Nelson, the Moisin-Nagant rifle never had anything "tactical" as a factory add-on. ALL of this crap is after-market junk designed to remove your money from your wallet, painlessly enough that you don't call the cops. It's very flashy, designed by its gaudiness to attract the people who have money to burn and who don't know any better. Think of it as being rather like swapping beads and shiny things to the Indians and walking away with Manhattan Island.
Military rifle stocks are designed over a period of years into their final forms. In the case of the Lee-Enfield rifle, this process began with the introduction of the Remintgon-Lee Rifle in 1879. The British liked the basic bolt system and the magazine, but they already had the Martini in production and so could see the advantages of a 2-piece stock.... so they modified the Lee action in such fashion that said 2-piece stock could be used to advantage.
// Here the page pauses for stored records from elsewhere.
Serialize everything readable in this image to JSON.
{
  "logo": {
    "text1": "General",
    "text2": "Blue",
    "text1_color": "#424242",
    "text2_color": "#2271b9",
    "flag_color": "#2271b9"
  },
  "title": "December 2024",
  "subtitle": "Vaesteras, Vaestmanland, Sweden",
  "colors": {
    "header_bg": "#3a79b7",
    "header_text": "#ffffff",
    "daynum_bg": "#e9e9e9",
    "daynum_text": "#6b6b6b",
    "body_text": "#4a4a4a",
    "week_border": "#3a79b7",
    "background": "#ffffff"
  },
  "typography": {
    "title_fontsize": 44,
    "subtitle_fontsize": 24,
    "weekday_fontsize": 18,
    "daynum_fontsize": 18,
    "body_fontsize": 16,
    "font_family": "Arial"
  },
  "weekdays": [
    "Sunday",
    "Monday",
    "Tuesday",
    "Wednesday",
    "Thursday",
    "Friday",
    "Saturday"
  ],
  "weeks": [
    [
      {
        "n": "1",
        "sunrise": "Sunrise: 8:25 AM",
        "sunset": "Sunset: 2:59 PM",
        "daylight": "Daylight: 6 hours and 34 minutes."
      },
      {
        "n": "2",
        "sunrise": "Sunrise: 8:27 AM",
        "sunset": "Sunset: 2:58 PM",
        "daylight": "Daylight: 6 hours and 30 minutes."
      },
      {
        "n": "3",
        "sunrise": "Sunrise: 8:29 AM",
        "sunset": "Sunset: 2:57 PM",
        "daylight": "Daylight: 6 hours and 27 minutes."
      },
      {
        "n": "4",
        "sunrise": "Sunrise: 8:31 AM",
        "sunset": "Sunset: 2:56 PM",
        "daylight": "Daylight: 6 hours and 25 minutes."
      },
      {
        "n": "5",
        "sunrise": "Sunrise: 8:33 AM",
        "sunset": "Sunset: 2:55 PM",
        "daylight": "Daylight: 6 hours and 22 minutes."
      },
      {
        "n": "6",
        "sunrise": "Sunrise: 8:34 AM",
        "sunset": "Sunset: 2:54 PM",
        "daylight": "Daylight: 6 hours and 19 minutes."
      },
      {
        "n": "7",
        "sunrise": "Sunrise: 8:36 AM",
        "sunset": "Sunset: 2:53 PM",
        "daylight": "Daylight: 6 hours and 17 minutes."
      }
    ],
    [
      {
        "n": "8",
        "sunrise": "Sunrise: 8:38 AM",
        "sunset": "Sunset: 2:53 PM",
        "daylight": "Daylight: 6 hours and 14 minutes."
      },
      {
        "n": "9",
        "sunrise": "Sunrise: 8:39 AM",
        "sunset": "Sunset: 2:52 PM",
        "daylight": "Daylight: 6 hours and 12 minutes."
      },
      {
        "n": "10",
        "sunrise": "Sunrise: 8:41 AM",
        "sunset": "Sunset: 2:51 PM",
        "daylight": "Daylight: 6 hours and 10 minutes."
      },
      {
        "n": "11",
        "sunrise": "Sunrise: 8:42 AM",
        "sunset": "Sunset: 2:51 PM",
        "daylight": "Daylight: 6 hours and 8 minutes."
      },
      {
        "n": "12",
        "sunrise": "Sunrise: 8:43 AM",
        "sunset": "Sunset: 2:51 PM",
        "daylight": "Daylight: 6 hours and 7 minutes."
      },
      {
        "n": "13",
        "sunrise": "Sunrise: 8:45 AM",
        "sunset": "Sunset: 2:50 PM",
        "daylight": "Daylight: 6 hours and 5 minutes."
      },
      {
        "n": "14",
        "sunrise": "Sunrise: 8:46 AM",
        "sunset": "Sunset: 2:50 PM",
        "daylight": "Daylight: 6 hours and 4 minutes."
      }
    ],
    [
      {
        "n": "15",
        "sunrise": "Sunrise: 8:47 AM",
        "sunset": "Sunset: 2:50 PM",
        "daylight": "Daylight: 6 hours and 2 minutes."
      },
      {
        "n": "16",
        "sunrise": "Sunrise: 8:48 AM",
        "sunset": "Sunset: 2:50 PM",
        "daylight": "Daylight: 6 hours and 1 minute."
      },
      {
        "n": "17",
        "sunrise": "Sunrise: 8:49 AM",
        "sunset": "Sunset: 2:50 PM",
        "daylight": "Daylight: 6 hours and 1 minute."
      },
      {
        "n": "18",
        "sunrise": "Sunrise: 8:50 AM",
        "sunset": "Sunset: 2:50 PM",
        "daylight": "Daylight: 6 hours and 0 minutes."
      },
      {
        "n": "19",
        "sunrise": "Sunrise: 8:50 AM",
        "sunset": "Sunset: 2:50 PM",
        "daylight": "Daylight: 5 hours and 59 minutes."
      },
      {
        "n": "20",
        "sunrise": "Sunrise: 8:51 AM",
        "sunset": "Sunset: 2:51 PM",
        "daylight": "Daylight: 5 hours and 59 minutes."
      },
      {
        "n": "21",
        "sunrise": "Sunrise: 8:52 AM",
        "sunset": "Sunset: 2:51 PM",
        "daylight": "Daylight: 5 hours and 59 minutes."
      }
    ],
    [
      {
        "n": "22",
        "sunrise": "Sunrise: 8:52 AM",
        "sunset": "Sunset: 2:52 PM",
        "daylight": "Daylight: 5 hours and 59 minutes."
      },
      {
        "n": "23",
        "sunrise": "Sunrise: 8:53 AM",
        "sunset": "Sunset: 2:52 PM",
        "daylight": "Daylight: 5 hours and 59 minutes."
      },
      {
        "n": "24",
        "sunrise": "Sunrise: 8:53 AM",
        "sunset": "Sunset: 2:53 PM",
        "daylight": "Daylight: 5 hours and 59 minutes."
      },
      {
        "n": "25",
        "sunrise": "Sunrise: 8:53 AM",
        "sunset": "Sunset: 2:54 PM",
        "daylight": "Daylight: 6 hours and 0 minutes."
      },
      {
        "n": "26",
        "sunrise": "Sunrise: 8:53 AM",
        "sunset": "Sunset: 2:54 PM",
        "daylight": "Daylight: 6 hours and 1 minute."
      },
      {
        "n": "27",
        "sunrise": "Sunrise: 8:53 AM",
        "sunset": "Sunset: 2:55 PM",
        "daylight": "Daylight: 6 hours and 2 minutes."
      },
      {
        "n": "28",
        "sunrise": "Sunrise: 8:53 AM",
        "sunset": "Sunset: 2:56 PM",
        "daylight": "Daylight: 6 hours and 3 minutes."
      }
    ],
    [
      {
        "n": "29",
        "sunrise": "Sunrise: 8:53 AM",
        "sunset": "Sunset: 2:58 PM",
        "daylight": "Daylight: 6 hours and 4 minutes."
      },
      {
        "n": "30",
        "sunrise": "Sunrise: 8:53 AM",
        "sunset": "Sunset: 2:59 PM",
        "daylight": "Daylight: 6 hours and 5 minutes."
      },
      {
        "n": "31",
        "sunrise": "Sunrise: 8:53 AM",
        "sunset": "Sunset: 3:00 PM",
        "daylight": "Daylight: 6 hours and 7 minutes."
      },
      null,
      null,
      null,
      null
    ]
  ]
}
Then they built the rifle, first in a .402 (likely half a dozen specimens) and then finally in the new .303 cartridge which the Royal Laboratory had designed with input from Major Rubin. Over the following years the 8-shot magazine gave way to the 10-rounder, Metford rifling gave way to Enfield rifling (also invented by Metford, by the way), the long Rifle and short Carbine combination gave way to a single Short Rifle, charger-loading was developed, a lighter barrel was introduced, the Cordite was modified to a much-less-erosive type..... and the Rifle, Short, Magazine Lee-Enfield Mark III was approved for manufacture at the end of January of 1907.
By that time it was PERFECT. The stock protected the hands of the shooter, it kept the sights well visible and usable when the barrel was good and hot, it provided a very solid platform for the Bayonet..... and it rebalanced the entire assembly into absolutely the SWEETEST bayonet-fighting combination ever developed, anywhere.
So the stock on a proper Lee-Enfield as absolutely as TACTICAL as they get.
No PLASTIC abortion of a thing can possibly fit the role as well.